Oppression Sign #4. Another sign that the devil might be stopping by is aimlessness; the feeling that life is void of any meaning or purpose. I think any woman experiencing menopause would say, "Yea, I got that." The fact that I had to have a skin-graft after being peeled off my leather couch because I watched a year's worth of HGTV and Pawn Stars might be proof.

Then there are my literal experiences with aimlessness. Not too long ago, I got lost in a Sears department store. I was looking for the entrance to the mall, and kept ending up in the appliance section. I must have spent 20 minutes walking in a circle getting angrier and angrier. Finally, a man with the soul of a boy scout led me to the mall entrance.

P.S. Don't ever punch a refrigerator that isn't yours.

Aimlessness, check.

Oppression Sign #5. Finally, those little demons can cause outbursts of anger. Recently, I was putting my bowl of Spaghettios with Meatballs into the microwave. Somehow I lost control of the glass bowl. It flipped over and hit my granite counter top, shattering into a thousand pieces.
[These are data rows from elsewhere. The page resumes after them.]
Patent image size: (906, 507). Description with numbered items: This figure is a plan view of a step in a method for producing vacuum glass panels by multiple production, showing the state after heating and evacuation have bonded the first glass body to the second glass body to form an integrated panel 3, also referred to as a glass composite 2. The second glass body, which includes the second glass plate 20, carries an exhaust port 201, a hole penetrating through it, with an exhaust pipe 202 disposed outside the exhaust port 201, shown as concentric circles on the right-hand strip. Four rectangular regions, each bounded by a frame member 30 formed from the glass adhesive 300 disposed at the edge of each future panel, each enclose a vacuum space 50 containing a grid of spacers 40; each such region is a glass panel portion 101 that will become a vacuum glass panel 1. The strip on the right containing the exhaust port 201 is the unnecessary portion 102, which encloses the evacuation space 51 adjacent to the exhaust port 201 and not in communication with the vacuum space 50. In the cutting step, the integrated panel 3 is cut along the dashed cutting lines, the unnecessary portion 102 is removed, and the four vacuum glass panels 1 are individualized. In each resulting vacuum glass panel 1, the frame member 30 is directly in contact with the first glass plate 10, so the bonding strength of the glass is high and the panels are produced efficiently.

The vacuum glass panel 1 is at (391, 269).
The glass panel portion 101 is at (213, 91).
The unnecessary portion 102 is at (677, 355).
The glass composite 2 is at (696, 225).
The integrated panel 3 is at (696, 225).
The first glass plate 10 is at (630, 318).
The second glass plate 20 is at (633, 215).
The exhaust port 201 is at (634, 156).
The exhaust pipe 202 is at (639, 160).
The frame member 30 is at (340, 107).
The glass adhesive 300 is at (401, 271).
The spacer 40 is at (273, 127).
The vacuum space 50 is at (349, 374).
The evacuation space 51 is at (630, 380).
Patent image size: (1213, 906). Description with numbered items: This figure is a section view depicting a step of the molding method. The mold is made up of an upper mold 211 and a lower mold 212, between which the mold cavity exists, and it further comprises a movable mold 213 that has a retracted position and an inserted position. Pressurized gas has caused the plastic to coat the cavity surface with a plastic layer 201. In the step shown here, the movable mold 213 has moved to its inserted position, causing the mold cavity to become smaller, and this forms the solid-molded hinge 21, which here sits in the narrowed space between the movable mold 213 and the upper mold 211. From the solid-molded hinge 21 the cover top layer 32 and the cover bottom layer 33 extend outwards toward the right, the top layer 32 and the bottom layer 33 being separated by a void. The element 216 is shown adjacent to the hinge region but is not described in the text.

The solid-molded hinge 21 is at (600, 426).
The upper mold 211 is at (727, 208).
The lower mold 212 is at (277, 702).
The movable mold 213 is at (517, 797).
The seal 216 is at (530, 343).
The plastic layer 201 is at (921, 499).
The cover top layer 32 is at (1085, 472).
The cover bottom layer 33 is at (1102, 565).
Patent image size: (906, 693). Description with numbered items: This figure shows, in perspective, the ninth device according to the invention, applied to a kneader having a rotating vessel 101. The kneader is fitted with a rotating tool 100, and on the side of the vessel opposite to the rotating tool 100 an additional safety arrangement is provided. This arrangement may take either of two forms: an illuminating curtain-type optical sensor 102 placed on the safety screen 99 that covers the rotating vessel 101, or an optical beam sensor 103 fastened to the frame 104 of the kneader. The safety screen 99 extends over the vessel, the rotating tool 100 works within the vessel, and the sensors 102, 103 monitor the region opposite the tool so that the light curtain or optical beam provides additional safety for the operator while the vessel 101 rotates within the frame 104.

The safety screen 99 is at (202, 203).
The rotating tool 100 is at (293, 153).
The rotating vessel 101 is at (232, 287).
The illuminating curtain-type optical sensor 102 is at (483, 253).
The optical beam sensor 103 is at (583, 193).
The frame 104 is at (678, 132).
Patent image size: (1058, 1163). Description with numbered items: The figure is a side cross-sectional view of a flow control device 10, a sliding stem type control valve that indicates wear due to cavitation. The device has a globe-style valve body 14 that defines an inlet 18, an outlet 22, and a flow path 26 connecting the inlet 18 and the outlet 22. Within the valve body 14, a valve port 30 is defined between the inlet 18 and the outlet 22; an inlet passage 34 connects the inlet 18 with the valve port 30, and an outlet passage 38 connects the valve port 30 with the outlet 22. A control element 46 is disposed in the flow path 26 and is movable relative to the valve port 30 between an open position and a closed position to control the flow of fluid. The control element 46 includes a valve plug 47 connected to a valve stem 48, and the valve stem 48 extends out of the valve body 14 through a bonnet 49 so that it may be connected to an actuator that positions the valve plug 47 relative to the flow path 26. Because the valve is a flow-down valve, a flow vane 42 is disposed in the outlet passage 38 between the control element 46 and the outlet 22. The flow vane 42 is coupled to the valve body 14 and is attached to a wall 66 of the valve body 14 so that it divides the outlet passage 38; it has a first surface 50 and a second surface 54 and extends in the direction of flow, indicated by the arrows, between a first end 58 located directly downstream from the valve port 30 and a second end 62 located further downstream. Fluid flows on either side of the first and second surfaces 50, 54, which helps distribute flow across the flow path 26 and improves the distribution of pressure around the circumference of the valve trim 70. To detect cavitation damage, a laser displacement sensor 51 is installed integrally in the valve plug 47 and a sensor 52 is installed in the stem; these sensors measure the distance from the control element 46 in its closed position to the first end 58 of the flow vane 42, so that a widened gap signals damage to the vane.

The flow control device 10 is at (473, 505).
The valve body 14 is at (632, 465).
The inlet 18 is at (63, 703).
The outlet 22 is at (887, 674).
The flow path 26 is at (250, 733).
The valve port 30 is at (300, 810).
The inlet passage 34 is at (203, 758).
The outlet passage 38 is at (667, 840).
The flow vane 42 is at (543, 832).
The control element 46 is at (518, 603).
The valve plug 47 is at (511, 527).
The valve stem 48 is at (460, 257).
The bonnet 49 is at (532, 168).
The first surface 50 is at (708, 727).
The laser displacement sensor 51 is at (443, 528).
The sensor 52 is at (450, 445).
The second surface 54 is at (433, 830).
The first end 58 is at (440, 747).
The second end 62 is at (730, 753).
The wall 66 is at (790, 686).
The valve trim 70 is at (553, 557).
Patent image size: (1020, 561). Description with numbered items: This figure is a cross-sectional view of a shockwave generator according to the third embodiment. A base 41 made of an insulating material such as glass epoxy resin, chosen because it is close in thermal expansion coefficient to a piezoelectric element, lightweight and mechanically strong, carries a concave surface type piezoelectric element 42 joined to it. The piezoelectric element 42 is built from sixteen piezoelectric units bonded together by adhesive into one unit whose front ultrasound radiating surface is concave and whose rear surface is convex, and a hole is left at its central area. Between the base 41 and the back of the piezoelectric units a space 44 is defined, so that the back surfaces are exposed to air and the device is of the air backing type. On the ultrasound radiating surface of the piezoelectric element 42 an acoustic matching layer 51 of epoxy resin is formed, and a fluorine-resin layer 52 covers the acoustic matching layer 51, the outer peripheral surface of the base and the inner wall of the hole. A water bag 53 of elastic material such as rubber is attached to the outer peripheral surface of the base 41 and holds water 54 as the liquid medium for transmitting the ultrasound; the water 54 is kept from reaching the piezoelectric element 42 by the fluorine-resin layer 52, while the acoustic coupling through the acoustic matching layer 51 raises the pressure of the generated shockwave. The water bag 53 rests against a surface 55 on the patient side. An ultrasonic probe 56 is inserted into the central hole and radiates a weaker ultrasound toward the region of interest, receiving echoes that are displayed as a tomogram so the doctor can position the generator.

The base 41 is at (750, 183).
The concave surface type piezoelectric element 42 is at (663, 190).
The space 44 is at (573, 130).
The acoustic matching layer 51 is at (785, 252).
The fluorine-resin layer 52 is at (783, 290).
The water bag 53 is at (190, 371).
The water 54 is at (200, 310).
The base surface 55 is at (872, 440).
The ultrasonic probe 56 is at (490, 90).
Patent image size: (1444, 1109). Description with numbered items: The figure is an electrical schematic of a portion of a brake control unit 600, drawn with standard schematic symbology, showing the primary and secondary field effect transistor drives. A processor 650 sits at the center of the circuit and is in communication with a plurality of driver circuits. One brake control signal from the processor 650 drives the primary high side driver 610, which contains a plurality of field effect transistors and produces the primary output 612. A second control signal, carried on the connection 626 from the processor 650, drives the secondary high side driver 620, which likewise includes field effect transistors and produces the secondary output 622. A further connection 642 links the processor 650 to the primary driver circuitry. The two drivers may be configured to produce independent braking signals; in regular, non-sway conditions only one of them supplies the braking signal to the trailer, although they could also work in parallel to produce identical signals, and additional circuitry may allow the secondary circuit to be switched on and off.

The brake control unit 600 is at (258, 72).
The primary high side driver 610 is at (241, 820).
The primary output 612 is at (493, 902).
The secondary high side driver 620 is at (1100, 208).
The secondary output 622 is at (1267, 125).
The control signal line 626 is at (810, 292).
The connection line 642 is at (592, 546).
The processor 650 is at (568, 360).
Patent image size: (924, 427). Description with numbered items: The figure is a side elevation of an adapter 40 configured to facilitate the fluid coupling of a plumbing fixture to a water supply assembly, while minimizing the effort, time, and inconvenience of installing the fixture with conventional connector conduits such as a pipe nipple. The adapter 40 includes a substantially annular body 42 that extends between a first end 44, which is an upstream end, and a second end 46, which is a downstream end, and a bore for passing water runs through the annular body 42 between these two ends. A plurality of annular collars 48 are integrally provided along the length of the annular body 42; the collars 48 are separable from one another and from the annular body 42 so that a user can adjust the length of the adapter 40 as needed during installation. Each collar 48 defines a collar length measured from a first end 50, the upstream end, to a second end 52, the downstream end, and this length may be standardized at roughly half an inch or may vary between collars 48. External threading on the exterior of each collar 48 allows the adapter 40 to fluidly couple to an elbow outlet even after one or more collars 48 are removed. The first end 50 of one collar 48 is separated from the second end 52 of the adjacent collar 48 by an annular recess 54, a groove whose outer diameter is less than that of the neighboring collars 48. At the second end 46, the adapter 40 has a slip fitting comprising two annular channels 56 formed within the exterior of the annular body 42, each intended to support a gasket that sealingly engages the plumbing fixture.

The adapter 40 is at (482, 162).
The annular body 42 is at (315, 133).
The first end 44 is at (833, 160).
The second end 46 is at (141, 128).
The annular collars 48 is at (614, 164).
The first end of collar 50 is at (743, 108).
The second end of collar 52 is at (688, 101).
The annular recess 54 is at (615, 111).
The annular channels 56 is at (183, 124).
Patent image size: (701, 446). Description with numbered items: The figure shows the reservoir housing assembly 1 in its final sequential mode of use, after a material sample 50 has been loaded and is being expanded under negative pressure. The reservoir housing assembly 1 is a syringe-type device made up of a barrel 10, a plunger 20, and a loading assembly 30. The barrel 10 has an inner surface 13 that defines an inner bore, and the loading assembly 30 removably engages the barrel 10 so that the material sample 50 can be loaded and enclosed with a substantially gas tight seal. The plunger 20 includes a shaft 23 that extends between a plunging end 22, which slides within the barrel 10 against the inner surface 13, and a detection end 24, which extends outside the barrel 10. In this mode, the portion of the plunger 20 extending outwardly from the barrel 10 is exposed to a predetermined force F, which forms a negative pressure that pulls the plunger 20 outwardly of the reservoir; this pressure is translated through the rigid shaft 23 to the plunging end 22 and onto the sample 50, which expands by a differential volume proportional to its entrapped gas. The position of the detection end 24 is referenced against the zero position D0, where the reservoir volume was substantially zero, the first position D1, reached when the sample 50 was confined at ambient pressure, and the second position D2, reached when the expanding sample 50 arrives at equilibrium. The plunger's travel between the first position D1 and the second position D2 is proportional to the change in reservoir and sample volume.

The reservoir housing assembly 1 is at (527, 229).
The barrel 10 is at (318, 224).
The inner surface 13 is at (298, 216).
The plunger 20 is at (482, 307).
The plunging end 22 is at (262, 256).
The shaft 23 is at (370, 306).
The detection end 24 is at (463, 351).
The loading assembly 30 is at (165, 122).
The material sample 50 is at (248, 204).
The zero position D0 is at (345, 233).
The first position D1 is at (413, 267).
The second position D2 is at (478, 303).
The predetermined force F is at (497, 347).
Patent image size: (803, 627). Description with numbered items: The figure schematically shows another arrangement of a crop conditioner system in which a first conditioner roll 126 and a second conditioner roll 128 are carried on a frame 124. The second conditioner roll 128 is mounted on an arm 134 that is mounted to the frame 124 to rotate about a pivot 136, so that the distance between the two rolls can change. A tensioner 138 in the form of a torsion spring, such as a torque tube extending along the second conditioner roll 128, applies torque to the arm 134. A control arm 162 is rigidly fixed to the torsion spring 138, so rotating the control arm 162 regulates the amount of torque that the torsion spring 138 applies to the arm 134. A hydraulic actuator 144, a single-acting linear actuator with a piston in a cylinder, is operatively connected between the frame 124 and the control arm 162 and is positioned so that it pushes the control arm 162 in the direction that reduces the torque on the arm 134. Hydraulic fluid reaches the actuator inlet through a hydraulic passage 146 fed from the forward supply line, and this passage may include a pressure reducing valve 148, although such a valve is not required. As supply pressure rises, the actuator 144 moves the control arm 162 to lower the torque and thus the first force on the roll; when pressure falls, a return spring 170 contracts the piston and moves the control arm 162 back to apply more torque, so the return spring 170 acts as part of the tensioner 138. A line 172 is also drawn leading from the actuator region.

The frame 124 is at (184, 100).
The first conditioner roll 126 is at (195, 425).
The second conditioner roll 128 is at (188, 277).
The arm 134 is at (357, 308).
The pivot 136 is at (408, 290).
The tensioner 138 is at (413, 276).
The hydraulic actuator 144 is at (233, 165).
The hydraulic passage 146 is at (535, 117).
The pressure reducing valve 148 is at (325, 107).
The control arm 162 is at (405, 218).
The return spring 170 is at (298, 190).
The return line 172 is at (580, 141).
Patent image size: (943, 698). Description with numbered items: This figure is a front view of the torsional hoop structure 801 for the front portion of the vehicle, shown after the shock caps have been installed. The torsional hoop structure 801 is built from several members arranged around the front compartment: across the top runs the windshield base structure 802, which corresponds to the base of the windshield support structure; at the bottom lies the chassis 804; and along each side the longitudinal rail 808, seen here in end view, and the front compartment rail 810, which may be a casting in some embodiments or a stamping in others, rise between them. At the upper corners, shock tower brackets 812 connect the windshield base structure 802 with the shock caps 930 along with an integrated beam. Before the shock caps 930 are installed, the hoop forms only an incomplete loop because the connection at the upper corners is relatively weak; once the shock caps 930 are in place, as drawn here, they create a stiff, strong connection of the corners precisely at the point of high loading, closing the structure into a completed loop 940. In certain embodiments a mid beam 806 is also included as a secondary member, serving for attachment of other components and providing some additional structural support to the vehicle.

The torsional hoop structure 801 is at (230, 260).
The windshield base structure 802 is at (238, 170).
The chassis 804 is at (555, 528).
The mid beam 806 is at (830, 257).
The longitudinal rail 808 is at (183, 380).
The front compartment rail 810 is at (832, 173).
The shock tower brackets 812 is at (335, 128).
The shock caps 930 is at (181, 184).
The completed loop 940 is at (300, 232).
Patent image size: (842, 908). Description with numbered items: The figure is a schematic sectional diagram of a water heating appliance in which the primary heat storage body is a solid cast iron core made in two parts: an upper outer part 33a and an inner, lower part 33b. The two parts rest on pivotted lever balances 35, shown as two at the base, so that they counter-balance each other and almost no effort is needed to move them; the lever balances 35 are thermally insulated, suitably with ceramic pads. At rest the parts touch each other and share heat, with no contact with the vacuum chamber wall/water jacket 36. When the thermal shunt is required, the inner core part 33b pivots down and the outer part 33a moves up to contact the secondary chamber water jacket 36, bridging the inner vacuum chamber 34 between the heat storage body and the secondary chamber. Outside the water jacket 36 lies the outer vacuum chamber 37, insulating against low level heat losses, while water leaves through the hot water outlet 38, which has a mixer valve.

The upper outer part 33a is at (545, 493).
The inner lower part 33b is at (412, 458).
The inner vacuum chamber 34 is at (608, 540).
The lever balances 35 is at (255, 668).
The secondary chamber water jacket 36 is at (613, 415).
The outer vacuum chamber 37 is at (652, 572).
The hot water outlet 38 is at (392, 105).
Have you ever tried to clean up glass and Spaghettios? I screamed a few choice words, and they weren't Uh-oh, Spaghettios.

Outbursts of anger, check.

If you're trying to decide if it's menopause or demonic oppression, good luck.

By the way, don't assume that my humorous piece has anything to do with a woman's competence at work. I'm tired of that lame argument being used to push us out of the workforce during menopausal years.

We're competent, we're powerful, and concerning the small outbursts... we're pretty sure the devil made us do it.